И теперь, господа присяжные, пришло время познакомить вас с универсальной формулой, которой можно решить любой вопрос, возникающий в нашей квартире. Это та самая задача, ответ на которую уже содержится в ее условии, «прочитай еще раз и все поймешь», как любят подтрунивать над детьми учителя математики.

Как вы могли заметить, квартира наша. А наша она потому, что помимо меня в квартире имеется Лаврентий.

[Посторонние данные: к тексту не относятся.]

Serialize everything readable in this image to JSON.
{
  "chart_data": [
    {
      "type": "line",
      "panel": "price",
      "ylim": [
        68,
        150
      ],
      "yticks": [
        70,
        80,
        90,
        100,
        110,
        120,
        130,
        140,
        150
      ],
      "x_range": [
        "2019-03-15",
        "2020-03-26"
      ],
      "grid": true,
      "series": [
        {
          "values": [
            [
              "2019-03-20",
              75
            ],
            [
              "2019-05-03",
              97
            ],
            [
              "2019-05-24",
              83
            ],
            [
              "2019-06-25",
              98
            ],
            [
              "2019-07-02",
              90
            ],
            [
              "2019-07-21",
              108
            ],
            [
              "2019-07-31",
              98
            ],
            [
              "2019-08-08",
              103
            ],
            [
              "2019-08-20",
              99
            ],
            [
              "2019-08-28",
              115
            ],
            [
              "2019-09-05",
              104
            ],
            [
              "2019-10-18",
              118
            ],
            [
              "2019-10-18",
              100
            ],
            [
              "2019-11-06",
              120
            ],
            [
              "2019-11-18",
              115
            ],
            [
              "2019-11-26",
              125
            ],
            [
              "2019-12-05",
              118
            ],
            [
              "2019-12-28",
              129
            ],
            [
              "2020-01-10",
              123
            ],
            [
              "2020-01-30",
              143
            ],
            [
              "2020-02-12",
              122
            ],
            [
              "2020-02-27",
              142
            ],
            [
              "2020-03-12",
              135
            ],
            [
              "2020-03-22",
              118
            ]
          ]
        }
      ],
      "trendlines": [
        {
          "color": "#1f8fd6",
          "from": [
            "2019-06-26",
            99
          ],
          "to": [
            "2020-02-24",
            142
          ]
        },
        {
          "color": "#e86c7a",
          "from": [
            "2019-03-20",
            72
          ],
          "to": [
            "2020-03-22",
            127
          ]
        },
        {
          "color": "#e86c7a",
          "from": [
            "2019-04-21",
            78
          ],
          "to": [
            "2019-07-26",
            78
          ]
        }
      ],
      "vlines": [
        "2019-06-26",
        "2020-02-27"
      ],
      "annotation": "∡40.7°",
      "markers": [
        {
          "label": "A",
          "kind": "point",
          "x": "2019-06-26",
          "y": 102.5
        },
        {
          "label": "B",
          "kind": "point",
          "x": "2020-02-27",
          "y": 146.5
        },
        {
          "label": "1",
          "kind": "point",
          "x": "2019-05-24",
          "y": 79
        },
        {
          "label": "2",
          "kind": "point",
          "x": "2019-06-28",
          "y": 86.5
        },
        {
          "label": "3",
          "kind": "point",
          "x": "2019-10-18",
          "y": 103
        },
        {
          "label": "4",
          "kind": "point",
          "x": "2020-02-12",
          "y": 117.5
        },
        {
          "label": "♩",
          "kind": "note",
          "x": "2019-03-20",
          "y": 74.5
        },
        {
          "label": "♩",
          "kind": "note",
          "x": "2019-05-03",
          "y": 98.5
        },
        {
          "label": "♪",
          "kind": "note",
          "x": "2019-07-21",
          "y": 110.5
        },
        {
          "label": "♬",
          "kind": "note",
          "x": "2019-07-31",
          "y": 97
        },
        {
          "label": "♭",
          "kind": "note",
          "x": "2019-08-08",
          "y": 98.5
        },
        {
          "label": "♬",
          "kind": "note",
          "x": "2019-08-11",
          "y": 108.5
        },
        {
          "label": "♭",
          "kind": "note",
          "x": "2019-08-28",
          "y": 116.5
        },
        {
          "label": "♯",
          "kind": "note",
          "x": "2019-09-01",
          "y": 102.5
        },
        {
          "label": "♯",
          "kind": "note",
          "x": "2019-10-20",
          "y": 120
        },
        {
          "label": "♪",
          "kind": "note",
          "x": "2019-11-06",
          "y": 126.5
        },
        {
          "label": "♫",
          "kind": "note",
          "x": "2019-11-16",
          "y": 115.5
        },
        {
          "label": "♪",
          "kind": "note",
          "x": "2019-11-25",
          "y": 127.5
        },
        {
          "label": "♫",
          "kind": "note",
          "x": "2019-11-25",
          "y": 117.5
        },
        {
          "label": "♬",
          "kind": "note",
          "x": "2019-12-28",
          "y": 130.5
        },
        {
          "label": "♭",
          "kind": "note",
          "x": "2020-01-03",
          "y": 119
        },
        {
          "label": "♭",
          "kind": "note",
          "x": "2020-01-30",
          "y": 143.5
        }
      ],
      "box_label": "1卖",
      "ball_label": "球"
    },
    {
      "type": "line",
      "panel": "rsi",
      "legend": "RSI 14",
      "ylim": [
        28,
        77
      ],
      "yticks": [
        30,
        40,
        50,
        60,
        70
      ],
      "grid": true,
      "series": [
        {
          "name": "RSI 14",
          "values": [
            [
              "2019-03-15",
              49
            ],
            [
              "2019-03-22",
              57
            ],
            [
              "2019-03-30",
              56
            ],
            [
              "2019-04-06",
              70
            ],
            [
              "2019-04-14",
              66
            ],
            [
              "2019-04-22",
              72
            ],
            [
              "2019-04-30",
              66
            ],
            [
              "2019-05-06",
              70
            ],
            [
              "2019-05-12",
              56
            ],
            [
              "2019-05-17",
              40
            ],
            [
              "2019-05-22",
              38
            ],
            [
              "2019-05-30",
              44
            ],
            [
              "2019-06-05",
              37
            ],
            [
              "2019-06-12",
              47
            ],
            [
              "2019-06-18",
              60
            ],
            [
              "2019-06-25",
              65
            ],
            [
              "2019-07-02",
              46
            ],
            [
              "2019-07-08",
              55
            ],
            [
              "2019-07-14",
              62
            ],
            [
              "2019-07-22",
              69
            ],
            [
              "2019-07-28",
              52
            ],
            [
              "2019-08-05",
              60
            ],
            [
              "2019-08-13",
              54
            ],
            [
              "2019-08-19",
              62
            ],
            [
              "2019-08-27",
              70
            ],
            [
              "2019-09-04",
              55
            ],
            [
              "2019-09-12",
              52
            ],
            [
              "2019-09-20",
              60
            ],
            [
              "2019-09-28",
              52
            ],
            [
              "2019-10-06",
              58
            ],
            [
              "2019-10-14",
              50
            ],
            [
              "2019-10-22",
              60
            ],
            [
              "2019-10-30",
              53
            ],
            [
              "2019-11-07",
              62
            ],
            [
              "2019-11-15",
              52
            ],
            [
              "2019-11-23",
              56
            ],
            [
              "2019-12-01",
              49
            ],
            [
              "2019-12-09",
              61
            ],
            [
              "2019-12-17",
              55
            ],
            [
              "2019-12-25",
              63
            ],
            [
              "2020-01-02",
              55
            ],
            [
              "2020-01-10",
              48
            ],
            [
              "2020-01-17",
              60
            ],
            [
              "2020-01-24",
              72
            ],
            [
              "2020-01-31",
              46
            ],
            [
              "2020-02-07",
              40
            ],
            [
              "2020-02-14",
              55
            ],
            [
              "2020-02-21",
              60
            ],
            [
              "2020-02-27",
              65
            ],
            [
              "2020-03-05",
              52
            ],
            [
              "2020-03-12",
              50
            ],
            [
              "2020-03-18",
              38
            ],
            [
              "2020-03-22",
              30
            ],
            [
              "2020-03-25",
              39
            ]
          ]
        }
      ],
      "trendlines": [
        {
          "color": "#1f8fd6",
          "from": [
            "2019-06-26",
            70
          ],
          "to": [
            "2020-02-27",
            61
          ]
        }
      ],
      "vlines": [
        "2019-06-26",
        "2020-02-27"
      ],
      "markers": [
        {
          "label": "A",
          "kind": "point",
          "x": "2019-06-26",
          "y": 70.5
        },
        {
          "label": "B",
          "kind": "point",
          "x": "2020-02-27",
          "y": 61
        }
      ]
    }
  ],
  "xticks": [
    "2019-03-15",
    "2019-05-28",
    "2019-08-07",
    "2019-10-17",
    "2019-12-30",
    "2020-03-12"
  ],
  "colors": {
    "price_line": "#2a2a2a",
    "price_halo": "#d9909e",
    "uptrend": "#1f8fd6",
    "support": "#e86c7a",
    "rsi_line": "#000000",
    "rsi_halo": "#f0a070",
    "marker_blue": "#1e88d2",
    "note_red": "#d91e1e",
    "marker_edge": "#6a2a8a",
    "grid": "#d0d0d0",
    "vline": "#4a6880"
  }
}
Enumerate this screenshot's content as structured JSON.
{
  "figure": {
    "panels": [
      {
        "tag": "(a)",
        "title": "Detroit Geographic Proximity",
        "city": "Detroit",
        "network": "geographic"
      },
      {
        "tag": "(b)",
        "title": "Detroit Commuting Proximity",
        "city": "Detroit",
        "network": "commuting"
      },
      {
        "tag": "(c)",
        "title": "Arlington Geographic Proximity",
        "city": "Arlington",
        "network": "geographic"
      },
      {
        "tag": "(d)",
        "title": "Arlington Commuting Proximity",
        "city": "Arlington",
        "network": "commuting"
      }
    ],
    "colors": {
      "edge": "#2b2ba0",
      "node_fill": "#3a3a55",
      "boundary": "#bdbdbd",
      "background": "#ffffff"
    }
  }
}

Имеется – не в смысле имеет самого себя. Упомянуть это я считаю крайне важным, потому что желание материть Лаврентия – та самая слабость, с которой мне приходится бороться регулярно. Кто-то безуспешно бросает курить, а я – материть Лаврентия. На самом деле, нет никакой весомой причины его не материть. Напротив, поводов предостаточно. Лаврентий поставляет эти поводы регулярно, почти с заводской точностью. Не матерю его я не потому, что не за что, а потому, что мне мои нервы дороги. И если я начну всерьез его крыть, то это займет слишком много времени и сил.

А у меня пиво. Его пить надо. Я, можно сказать, занятой человек.

Так вот, нашей квартира была именно потому, что в ней нас содержалось двое: я и Лаврентий. Он просто со мной жил. Но с этим «просто» у нас регулярно возникали непомерно проблемные сложности. «Просто» Лаврентия можно разве что материть.

Задымившаяся проводка – это так, для разогрева. Я от этого запаха просыпаюсь по утрам, как нормальные люди от кофе.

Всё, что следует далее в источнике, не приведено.